BY ALI ELKIN
Former Florida Gov. Jeb Bush has a slight lead over Republican presidential hopefuls, and Hillary Clinton has a significant one over fellow Democrats, according to a CNN/ORC International poll published Monday.
Seventeen percent of self-identified Republicans and GOP-leaning independents said they favored Bush, who has not formally declared himself a candidate yet. He was followed by Wisconsin Gov. Scott Walker, another undeclared contender, at 12 percent, and Sens. Rand Paul of Kentucky and Marco Rubio of Florida at 11 percent each.
It’s a completely different story on the Democratic side, where 69 percent of Democrats and Democratic-leaning independents selected Clinton, the former secretary of state who joined the race April 12, as their top choice.
Biden at 11 percent
Possible challengers trailed far behind: Vice President Joe Biden took 11 percent, independent Vermont Sen. Bernie Sanders took 5 percent, former Virginia Sen.
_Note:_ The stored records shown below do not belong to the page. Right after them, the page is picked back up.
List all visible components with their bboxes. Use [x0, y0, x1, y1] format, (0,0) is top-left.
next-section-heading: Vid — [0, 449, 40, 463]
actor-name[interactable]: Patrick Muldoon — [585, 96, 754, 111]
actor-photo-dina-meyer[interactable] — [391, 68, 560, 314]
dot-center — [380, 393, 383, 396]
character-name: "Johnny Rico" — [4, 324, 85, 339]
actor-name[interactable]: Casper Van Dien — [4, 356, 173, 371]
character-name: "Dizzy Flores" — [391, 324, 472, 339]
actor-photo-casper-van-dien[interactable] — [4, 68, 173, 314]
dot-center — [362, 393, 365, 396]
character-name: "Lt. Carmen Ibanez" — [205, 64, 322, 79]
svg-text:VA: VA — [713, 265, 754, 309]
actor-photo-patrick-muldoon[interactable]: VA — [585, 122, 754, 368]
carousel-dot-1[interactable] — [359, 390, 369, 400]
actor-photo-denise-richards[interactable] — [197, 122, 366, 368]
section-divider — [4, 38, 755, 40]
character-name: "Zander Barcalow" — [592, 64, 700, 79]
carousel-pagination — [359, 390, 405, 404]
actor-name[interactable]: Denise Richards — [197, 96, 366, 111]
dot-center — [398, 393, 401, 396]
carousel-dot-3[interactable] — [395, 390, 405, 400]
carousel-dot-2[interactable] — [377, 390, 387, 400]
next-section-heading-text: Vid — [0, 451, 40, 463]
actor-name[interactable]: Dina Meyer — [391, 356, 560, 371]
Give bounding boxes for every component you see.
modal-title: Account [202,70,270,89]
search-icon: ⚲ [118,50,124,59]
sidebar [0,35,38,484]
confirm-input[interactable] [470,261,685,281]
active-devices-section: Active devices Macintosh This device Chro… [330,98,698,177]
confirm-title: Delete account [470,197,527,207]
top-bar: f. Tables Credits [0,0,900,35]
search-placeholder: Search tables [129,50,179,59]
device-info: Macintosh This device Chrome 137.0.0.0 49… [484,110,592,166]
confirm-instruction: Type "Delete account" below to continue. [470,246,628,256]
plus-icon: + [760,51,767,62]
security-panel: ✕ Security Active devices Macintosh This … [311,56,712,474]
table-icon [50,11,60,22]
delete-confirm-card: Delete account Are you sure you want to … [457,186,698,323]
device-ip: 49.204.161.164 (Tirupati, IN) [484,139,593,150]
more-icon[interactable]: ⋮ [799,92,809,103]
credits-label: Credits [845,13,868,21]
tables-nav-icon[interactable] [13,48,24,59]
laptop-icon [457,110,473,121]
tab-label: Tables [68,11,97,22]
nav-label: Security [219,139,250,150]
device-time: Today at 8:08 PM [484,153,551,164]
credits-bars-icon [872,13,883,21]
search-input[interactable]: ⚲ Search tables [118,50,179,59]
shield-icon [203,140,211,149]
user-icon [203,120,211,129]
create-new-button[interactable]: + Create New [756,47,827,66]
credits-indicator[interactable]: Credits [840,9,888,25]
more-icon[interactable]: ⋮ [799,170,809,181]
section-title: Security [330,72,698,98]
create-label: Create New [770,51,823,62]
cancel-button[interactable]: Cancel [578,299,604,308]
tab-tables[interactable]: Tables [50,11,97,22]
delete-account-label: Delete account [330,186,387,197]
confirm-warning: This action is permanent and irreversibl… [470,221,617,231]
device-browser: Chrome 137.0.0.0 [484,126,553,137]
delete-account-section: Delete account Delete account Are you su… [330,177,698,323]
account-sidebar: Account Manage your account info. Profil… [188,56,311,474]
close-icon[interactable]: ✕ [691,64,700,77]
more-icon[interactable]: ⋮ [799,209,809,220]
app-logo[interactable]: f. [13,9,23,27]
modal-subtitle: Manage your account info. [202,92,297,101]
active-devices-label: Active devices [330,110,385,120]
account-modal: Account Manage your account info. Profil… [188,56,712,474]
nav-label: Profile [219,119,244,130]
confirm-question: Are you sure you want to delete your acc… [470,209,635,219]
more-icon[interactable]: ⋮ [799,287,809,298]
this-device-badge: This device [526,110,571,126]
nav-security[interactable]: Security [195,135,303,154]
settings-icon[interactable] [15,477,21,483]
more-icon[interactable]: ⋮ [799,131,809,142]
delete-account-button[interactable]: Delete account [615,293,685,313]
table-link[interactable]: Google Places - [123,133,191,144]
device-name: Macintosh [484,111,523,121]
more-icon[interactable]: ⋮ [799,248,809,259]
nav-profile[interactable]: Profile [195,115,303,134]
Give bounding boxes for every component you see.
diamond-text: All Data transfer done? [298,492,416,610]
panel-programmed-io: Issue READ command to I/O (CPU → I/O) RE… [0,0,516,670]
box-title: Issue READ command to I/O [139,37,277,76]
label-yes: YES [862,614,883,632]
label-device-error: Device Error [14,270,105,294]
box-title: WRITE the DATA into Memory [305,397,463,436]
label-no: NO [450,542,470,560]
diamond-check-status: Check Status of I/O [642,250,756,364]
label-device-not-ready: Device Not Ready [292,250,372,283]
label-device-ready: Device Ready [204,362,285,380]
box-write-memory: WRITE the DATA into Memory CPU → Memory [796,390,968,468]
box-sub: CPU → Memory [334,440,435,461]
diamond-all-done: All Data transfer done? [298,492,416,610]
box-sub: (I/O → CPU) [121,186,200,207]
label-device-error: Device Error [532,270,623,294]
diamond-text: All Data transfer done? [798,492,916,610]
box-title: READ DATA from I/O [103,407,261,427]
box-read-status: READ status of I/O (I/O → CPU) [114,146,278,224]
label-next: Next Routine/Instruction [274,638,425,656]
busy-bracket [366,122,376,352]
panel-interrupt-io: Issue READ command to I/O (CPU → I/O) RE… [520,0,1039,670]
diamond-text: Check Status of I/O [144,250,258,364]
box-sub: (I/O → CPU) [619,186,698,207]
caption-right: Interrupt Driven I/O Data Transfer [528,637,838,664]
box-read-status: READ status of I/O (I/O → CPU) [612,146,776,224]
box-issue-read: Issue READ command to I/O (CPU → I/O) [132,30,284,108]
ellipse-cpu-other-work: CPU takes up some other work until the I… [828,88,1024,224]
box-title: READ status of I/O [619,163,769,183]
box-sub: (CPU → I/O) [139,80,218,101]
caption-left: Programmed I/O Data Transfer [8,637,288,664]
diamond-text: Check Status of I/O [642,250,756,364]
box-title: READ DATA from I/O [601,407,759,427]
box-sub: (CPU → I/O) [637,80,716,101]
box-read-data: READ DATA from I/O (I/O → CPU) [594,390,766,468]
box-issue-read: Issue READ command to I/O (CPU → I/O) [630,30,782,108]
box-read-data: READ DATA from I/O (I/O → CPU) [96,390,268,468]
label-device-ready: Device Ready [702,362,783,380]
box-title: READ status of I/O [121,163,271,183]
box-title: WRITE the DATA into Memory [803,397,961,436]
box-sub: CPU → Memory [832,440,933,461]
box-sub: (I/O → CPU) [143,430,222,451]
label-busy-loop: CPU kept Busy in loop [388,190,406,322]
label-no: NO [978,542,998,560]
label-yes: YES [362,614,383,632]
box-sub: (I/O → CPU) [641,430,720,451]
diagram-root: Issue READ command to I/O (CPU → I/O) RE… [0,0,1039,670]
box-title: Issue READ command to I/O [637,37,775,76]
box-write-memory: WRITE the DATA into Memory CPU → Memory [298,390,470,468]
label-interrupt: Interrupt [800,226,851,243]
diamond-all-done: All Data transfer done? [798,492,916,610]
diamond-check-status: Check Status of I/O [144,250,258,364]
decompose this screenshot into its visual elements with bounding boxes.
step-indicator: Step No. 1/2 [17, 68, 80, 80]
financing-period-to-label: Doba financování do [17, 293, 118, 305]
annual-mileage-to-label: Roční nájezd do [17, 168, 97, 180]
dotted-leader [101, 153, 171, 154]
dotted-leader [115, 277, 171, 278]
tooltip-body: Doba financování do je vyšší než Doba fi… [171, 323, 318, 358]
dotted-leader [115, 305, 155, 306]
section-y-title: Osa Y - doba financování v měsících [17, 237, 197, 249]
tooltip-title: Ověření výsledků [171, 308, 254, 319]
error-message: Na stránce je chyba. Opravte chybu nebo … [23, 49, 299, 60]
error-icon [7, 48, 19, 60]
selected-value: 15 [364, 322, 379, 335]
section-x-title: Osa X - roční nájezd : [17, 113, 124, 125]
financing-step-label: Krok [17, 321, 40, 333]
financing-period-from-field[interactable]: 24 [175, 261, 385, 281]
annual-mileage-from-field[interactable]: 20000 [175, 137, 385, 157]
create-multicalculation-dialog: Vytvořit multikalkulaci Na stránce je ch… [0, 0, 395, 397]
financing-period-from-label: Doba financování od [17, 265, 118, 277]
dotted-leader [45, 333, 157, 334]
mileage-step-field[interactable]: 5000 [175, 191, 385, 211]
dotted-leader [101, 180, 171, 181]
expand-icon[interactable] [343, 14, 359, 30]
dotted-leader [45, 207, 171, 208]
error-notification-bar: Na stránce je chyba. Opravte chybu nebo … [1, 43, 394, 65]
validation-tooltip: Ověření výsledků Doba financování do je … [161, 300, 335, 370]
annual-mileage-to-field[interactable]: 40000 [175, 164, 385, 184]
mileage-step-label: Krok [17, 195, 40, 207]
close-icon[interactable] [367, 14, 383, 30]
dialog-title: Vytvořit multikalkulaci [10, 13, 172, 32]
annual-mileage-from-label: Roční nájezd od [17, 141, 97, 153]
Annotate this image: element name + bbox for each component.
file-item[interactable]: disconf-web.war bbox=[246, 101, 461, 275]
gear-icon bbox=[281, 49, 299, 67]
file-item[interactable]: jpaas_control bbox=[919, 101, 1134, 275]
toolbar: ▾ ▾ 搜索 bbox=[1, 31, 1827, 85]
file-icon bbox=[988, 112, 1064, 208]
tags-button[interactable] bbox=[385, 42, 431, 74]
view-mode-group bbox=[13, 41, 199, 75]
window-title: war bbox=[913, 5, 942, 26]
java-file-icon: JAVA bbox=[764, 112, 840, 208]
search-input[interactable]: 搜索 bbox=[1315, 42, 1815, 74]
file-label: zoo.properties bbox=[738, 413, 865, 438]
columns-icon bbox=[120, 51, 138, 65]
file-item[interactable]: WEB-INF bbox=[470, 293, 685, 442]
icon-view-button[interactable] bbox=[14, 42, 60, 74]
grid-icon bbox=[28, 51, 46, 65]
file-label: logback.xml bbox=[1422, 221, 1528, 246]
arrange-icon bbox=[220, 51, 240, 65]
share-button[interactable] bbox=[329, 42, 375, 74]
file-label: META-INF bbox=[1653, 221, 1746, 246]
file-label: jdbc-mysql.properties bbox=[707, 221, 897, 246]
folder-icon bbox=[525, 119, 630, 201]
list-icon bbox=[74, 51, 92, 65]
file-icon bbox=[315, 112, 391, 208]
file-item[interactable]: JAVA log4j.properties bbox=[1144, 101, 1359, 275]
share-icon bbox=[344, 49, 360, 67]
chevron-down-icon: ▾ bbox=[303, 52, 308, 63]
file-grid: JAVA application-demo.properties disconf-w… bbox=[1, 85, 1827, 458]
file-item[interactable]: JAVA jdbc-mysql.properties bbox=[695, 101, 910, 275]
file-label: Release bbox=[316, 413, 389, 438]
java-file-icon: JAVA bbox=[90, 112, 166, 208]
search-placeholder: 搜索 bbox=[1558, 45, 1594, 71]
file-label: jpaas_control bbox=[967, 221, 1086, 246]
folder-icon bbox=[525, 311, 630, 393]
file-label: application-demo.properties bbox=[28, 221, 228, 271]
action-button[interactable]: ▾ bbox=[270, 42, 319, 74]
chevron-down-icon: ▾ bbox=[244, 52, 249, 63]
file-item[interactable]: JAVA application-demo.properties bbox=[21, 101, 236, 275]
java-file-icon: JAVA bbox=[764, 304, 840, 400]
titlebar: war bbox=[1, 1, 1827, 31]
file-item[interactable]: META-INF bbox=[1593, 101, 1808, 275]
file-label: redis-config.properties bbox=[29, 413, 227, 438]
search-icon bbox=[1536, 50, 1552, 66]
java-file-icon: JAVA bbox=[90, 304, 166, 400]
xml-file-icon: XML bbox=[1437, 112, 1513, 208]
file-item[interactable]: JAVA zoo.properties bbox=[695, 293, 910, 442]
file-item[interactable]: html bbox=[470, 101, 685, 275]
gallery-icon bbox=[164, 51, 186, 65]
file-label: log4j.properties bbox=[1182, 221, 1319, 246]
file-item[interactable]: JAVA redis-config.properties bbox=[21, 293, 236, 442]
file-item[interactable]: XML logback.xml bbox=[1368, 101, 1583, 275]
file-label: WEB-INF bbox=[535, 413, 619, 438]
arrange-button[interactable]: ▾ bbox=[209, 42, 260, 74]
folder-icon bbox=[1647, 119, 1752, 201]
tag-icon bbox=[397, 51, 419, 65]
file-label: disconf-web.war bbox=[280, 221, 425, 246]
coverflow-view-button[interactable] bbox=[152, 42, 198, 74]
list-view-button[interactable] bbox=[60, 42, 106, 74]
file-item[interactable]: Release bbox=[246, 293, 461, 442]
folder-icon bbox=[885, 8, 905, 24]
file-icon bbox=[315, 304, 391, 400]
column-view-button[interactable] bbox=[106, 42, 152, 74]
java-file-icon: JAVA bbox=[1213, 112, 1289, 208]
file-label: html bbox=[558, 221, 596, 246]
Jim Webb took 3 percent, and former Govs. Martin O’Malley of Maryland and Lincoln Chafee of Rhode Island took 1 percent each.
Clinton’s primary support grew by 7 percentage points since the last poll in March.
In general-election match-ups, Rubio performed best against Clinton, 41 percent to 55 percent.
The poll reached 435 U.S. adults by phone for the Republican sample and 458 for the Democratic sample from April 16-19, with a margin of error of plus or minus 4.5 percentage points. For the general-election poll, 1,018 adults were surveyed, with a margin of error of plus or minus 3 percentage points.
It also was announced Monday that Bush will visit three NATO countries — Germany, Poland and Estonia — in June.
Given a tumultuous Middle East and the likely Democratic nomination of Clinton, foreign policy is sure to stay in the spotlight during the GOP nomination battle.